Книга Воскрешение Лазаря, страница 30. Автор книги Владлен Чертинов

Разделитель для чтения книг в онлайн библиотеке

Онлайн книга «Воскрешение Лазаря»

Cтраница 30

— Яков лестницу в небо построил, — отвечала старушка. Предложенная тема пришлась ей по сердцу: — …Да и каких только имен не давали в прежние годы. Моего дедушку Синифоном звали. А братья у него — Селиван, Веселин и Таман. Советская власть заставляла людей новые имена принимать. Сестренка моя Пистимея в Людмилу переписалась. Ой, а как мы с ней энкеведешников обманывать наловчились… В 33-м году, когда голодно было, убирали всем колхозом зерно. А выносить с поля ни колоска не давали. Поставили оцепление. Никаких узелков с собой брать не велели. Что делать? Тогда мы с Людкой догадались кармашки в лифчики вшивать. В энти кармашки зерна ссыпем. Идем с работы, титьки аж распирает. Охранники облизываются на нас, заигрывают. Невдомек им, что мы хлебушек с поля выносим… С утра до ночи мы в колхозе работали. Всю свою душу и здоровье отдали в него. И вот с чем остались. Я ж вдарница коммунистического труда, почетных грамот целая коробка в шкафу.

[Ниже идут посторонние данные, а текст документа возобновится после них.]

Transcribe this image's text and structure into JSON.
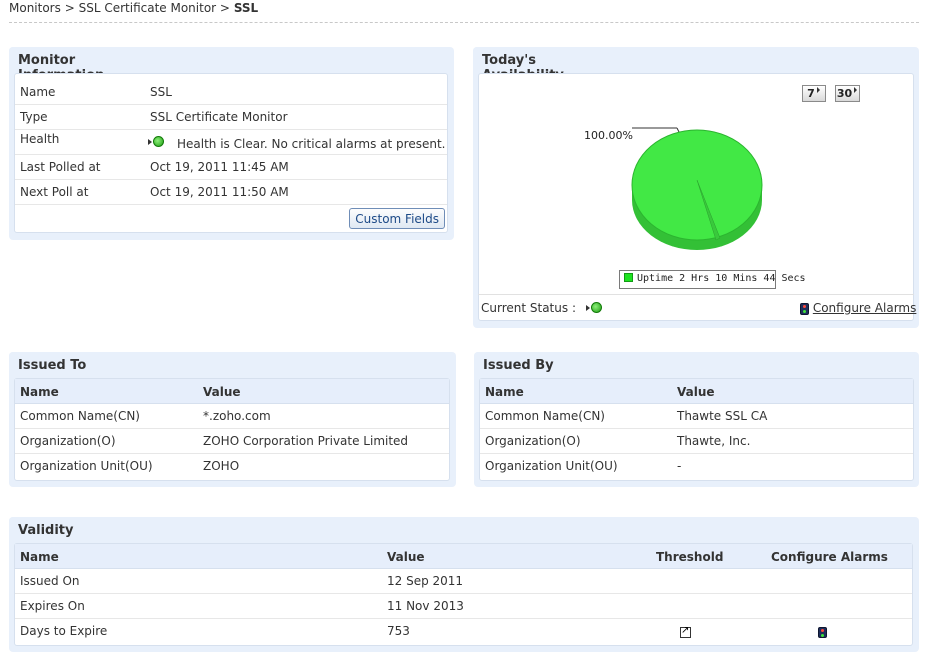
{
  "breadcrumb": {
    "items": [
      "Monitors",
      "SSL Certificate Monitor"
    ],
    "separator": ">",
    "current": "SSL"
  },
  "monitor_info": {
    "title": "Monitor Information",
    "rows": [
      {
        "label": "Name",
        "value": "SSL"
      },
      {
        "label": "Type",
        "value": "SSL Certificate Monitor"
      },
      {
        "label": "Health",
        "value": "Health is Clear. No critical alarms at present."
      },
      {
        "label": "Last Polled at",
        "value": "Oct 19, 2011 11:45 AM"
      },
      {
        "label": "Next Poll at",
        "value": "Oct 19, 2011 11:50 AM"
      }
    ],
    "custom_fields_label": "Custom Fields"
  },
  "availability": {
    "title": "Today's Availability",
    "period_buttons": [
      "7",
      "30"
    ],
    "pie_label": "100.00%",
    "legend": "Uptime 2 Hrs 10 Mins 44 Secs",
    "current_status_label": "Current Status :",
    "configure_alarms_label": "Configure Alarms",
    "uptime_color": "#1ee321"
  },
  "chart_data": {
    "type": "pie",
    "categories": [
      "Uptime 2 Hrs 10 Mins 44 Secs"
    ],
    "values": [
      100.0
    ],
    "data_labels": [
      "100.00%"
    ]
  },
  "issued_to": {
    "title": "Issued To",
    "columns": [
      "Name",
      "Value"
    ],
    "rows": [
      [
        "Common Name(CN)",
        "*.zoho.com"
      ],
      [
        "Organization(O)",
        "ZOHO Corporation Private Limited"
      ],
      [
        "Organization Unit(OU)",
        "ZOHO"
      ]
    ]
  },
  "issued_by": {
    "title": "Issued By",
    "columns": [
      "Name",
      "Value"
    ],
    "rows": [
      [
        "Common Name(CN)",
        "Thawte SSL CA"
      ],
      [
        "Organization(O)",
        "Thawte, Inc."
      ],
      [
        "Organization Unit(OU)",
        "-"
      ]
    ]
  },
  "validity": {
    "title": "Validity",
    "columns": [
      "Name",
      "Value",
      "Threshold",
      "Configure Alarms"
    ],
    "rows": [
      [
        "Issued On",
        "12 Sep 2011"
      ],
      [
        "Expires On",
        "11 Nov 2013"
      ],
      [
        "Days to Expire",
        "753"
      ]
    ]
  },
  "colors": {
    "panel_bg": "#e8f0fb",
    "header_bg": "#e6eefb",
    "button_text": "#1d4a87"
  }
}
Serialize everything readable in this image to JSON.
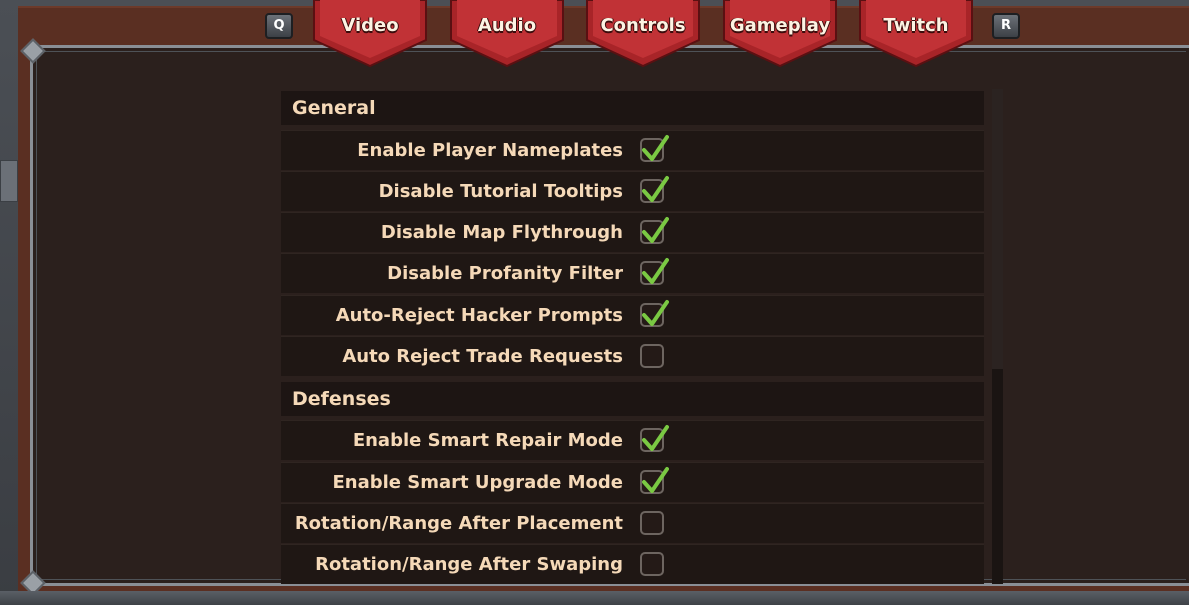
{
  "tabs": {
    "prev_key": "Q",
    "next_key": "R",
    "items": [
      {
        "label": "Video"
      },
      {
        "label": "Audio"
      },
      {
        "label": "Controls"
      },
      {
        "label": "Gameplay"
      },
      {
        "label": "Twitch"
      }
    ]
  },
  "colors": {
    "tab_red": "#b0262a",
    "check_green": "#7ac943",
    "label_cream": "#f5d9b8"
  },
  "sections": [
    {
      "title": "General",
      "options": [
        {
          "label": "Enable Player Nameplates",
          "checked": true
        },
        {
          "label": "Disable Tutorial Tooltips",
          "checked": true
        },
        {
          "label": "Disable Map Flythrough",
          "checked": true
        },
        {
          "label": "Disable Profanity Filter",
          "checked": true
        },
        {
          "label": "Auto-Reject Hacker Prompts",
          "checked": true
        },
        {
          "label": "Auto Reject Trade Requests",
          "checked": false
        }
      ]
    },
    {
      "title": "Defenses",
      "options": [
        {
          "label": "Enable Smart Repair Mode",
          "checked": true
        },
        {
          "label": "Enable Smart Upgrade Mode",
          "checked": true
        },
        {
          "label": "Rotation/Range After Placement",
          "checked": false
        },
        {
          "label": "Rotation/Range After Swaping",
          "checked": false
        }
      ]
    }
  ]
}
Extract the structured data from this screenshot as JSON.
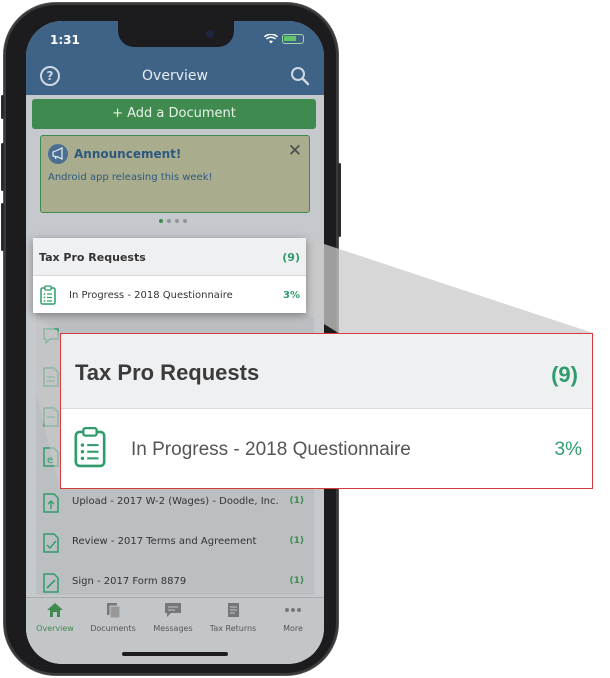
{
  "status_bar": {
    "time": "1:31"
  },
  "nav": {
    "title": "Overview",
    "help_icon": "?"
  },
  "add_document": {
    "label": "+ Add a Document"
  },
  "announcement": {
    "title": "Announcement!",
    "body": "Android app releasing this week!",
    "close_glyph": "✕"
  },
  "tax_pro_requests": {
    "title": "Tax Pro Requests",
    "count": "(9)",
    "first_item": {
      "label": "In Progress - 2018 Questionnaire",
      "progress": "3%"
    }
  },
  "requests": [
    {
      "label": "Upload - 2017 W-2 (Wages) - Doodle, Inc.",
      "count": "(1)",
      "icon": "upload-doc-icon"
    },
    {
      "label": "Review - 2017 Terms and Agreement",
      "count": "(1)",
      "icon": "review-doc-icon"
    },
    {
      "label": "Sign - 2017 Form 8879",
      "count": "(1)",
      "icon": "sign-doc-icon"
    }
  ],
  "tabs": [
    {
      "label": "Overview",
      "icon": "home-icon",
      "active": true
    },
    {
      "label": "Documents",
      "icon": "documents-icon"
    },
    {
      "label": "Messages",
      "icon": "messages-icon"
    },
    {
      "label": "Tax Returns",
      "icon": "tax-returns-icon"
    },
    {
      "label": "More",
      "icon": "more-icon"
    }
  ],
  "colors": {
    "nav_blue": "#3f6387",
    "brand_green": "#3f8a4e",
    "accent_teal": "#2f9c6c",
    "zoom_border": "#d83a3a"
  }
}
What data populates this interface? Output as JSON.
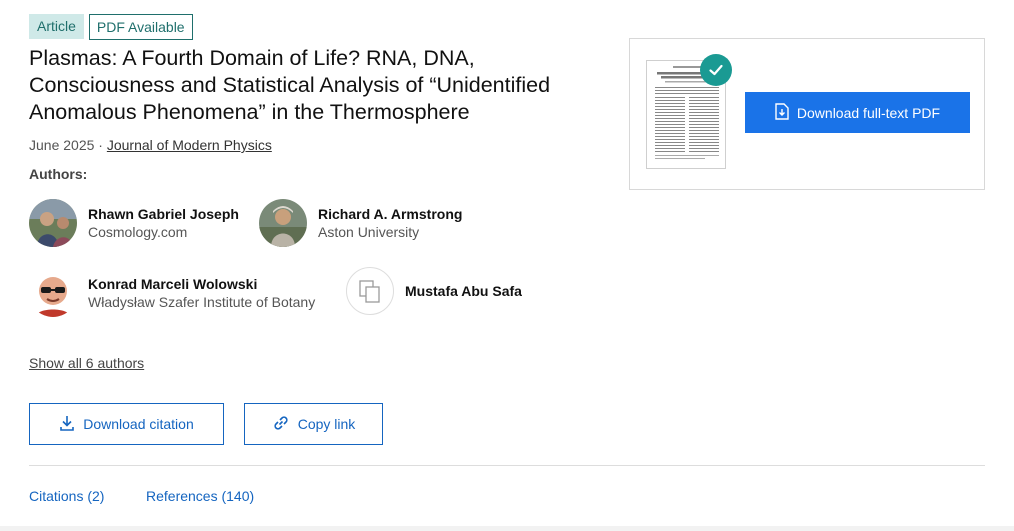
{
  "badges": {
    "article": "Article",
    "pdf_available": "PDF Available"
  },
  "publication": {
    "title": "Plasmas: A Fourth Domain of Life? RNA, DNA, Consciousness and Statistical Analysis of “Unidentified Anomalous Phenomena” in the Thermosphere",
    "date": "June 2025",
    "separator": " · ",
    "journal": "Journal of Modern Physics"
  },
  "authors_label": "Authors:",
  "authors": [
    {
      "name": "Rhawn Gabriel Joseph",
      "affiliation": "Cosmology.com"
    },
    {
      "name": "Richard A. Armstrong",
      "affiliation": "Aston University"
    },
    {
      "name": "Konrad Marceli Wolowski",
      "affiliation": "Władysław Szafer Institute of Botany"
    },
    {
      "name": "Mustafa Abu Safa",
      "affiliation": ""
    }
  ],
  "show_all_authors": "Show all 6 authors",
  "actions": {
    "download_citation": "Download citation",
    "copy_link": "Copy link"
  },
  "pdf_card": {
    "download_button": "Download full-text PDF"
  },
  "tabs": [
    {
      "label": "Citations (2)"
    },
    {
      "label": "References (140)"
    }
  ],
  "colors": {
    "accent_blue": "#1a73e8",
    "link_blue": "#1565c0",
    "teal": "#1a9a93",
    "badge_bg": "#cfe9e8"
  },
  "icons": [
    "download-icon",
    "link-icon",
    "pdf-download-icon",
    "check-icon",
    "placeholder-avatar-icon"
  ]
}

А почету мне вон, как видишь… Сынок Ванечка в 13 лет на речке утоп. Муж с войны не вернулся. Осталася я одна. Думаю, скоро зима. А как я буду жить зимой? Натаскала с речки веток. Будут дрова. Хоть какой супчик, да сварю. Уж и рубить дрова топором не могу, а все равно сижу рубаю. Слезы из глаз бежат… Хочешь, супчиком тебя накормлю?

— Нет, спасибо, да и странно как-то суп с утра есть, — заметил Кауров.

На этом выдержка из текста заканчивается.